Große Themen in kleinem Rahmen

Veröffentlicht am |

Foto (HfWU/üke): Widmete sich dem schwierigen Verhältnis zwischen Kunst, Religion und Politik, der niederländische Politikphilosoph Prof. Dr. Jean-Pierre Wils.

- Studium Generale zu „Kunst, Religion und Politik" -

NÜRTINGEN (hfwu). „Wir werden auf Großes treffen“ sagte Pfarrerin Birgit Mattausch am Donnerstagabend in der Nürtinger Stadtkirche. Damit war klar umrissen, was die neue Veranstaltungsreihe des Studium Generale bereithält: Kunst, Religion und Politik. Drei Begriffe, die jeder für sich schon groß im Anspruch sind, im Dreiklang den Besuchern noch mehr abverlangen. Vor rund 40 Zuhörern startete das Studium Generale, zum ersten Mal als gemeinsame Veranstaltung der ökumenischen Hochschulgemeinde und den beiden Hochschulen für Wirtschaft und Umwelt (HfWU) und Kunsttherapie (HKT).

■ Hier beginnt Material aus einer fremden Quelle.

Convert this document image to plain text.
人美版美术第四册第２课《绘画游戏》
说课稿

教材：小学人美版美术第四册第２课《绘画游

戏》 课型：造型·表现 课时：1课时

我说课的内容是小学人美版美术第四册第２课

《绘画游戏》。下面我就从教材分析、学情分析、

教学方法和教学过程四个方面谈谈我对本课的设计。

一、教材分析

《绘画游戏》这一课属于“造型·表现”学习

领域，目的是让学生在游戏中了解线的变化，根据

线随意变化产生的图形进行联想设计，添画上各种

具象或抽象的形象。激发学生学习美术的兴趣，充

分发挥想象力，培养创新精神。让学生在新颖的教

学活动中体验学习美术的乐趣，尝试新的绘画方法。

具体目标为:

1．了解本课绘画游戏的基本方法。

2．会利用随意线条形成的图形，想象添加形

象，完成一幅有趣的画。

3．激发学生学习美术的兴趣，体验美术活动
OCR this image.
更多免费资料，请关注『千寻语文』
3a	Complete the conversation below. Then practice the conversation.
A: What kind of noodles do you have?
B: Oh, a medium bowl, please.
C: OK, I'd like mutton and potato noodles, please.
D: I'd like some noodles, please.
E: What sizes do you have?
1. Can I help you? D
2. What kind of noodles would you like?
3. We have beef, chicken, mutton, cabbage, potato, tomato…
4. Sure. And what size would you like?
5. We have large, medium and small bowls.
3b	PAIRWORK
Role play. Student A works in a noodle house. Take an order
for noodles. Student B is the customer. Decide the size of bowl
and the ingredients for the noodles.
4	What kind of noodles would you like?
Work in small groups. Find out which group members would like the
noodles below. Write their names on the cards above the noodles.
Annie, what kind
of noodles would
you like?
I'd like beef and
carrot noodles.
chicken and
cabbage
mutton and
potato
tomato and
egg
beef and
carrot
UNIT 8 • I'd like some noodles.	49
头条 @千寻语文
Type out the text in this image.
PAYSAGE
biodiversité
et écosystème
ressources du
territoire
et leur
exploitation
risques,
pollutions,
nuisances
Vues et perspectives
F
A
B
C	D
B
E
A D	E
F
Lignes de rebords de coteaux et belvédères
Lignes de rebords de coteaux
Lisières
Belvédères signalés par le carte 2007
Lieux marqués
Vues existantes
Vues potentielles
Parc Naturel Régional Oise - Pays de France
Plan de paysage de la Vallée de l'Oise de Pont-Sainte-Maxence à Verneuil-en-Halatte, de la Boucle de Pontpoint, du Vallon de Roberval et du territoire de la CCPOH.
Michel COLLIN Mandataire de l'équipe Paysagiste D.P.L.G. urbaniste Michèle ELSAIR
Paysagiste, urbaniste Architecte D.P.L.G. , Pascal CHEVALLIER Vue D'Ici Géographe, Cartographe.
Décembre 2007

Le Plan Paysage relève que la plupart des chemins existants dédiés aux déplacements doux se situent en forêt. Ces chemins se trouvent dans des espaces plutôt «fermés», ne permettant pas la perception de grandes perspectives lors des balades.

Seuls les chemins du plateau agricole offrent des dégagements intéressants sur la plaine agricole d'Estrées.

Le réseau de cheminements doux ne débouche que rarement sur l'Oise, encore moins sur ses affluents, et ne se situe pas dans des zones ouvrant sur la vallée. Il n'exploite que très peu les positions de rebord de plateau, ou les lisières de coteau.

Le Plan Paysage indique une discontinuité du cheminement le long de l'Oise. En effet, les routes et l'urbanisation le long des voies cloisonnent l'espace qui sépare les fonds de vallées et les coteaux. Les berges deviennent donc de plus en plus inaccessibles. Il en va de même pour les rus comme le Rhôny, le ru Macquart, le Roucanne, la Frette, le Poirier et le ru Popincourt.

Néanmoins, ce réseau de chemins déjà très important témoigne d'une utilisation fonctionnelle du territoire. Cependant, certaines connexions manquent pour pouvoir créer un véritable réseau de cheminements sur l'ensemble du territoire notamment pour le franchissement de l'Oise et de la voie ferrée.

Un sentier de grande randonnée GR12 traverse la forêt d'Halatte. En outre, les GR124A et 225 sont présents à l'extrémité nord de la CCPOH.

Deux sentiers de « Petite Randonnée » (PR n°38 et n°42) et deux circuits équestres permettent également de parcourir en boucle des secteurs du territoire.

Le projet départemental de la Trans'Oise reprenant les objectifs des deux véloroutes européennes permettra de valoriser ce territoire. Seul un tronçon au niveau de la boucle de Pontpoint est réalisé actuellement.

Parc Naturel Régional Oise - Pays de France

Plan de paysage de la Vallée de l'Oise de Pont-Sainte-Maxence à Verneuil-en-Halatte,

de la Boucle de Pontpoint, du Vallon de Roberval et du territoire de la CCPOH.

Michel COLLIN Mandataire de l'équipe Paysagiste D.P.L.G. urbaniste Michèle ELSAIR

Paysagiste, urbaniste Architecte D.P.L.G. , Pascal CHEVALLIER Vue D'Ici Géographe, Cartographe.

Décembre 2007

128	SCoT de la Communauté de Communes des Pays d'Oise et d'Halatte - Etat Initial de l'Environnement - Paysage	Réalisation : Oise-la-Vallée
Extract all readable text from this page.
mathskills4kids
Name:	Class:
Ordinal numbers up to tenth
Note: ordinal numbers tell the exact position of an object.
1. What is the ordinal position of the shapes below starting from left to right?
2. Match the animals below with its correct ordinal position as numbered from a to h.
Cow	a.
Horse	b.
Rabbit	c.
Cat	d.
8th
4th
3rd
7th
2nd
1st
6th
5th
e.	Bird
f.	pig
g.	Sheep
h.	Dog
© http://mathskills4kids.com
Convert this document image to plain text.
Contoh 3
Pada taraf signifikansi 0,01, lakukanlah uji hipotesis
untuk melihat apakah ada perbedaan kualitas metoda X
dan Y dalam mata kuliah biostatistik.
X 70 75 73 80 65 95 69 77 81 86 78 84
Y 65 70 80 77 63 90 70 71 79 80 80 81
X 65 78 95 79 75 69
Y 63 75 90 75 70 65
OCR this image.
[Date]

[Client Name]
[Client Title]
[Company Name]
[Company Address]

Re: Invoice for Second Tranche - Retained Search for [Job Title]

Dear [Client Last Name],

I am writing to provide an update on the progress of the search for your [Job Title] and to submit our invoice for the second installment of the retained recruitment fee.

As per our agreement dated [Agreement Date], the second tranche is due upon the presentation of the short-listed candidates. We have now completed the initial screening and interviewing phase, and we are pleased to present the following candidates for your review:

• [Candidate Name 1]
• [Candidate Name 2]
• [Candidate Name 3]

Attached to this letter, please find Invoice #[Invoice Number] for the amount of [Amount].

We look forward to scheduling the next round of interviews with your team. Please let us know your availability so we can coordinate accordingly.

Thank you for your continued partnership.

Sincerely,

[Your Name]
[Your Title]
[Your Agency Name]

HfWU Prorektor Valentin Schackmann sieht das Studium Generale als Teil der gesellschaftlichen Säule der HfWU. Johannes Juncker, Rektor der Hochschule für Kunsttherapie,  begrüßte kurz und knapp: „Klasse, dass wir zusammenarbeiten“. Das war´s dann auch mit den einfachen Worten. Professor Dr. Jean-Pierre Wils, politischer Philosoph von der Universität Nijmegen, nahm sich das komplexe Verhältnis von Kunst, Religion und Politik zu Brust. Er versuchte zum einen die drei Großthemen abzugrenzen, landete aber zwangsläufig immer wieder in den Grenzbereichen, bei denen die Kunst Funktionen der Religion übernimmt und auch  umgekehrt. Das Verhältnis der Religion zur Politik ist zwar einfacher zu erklären, allerdings nicht unproblematisch. Seit der Aufklärung sorgte die Religion für Moral, so Wils, seit zwei Jahrzehnten weltweit dagegen für politische Schärfe. Die Mischung von Politik und Religion sei auf dem Vormarsch, „die Religion als Privates bröckelt“. Für Wils eine ungute Entwicklung. Er spricht sich klar für die Trennung von Religion und Politik aus.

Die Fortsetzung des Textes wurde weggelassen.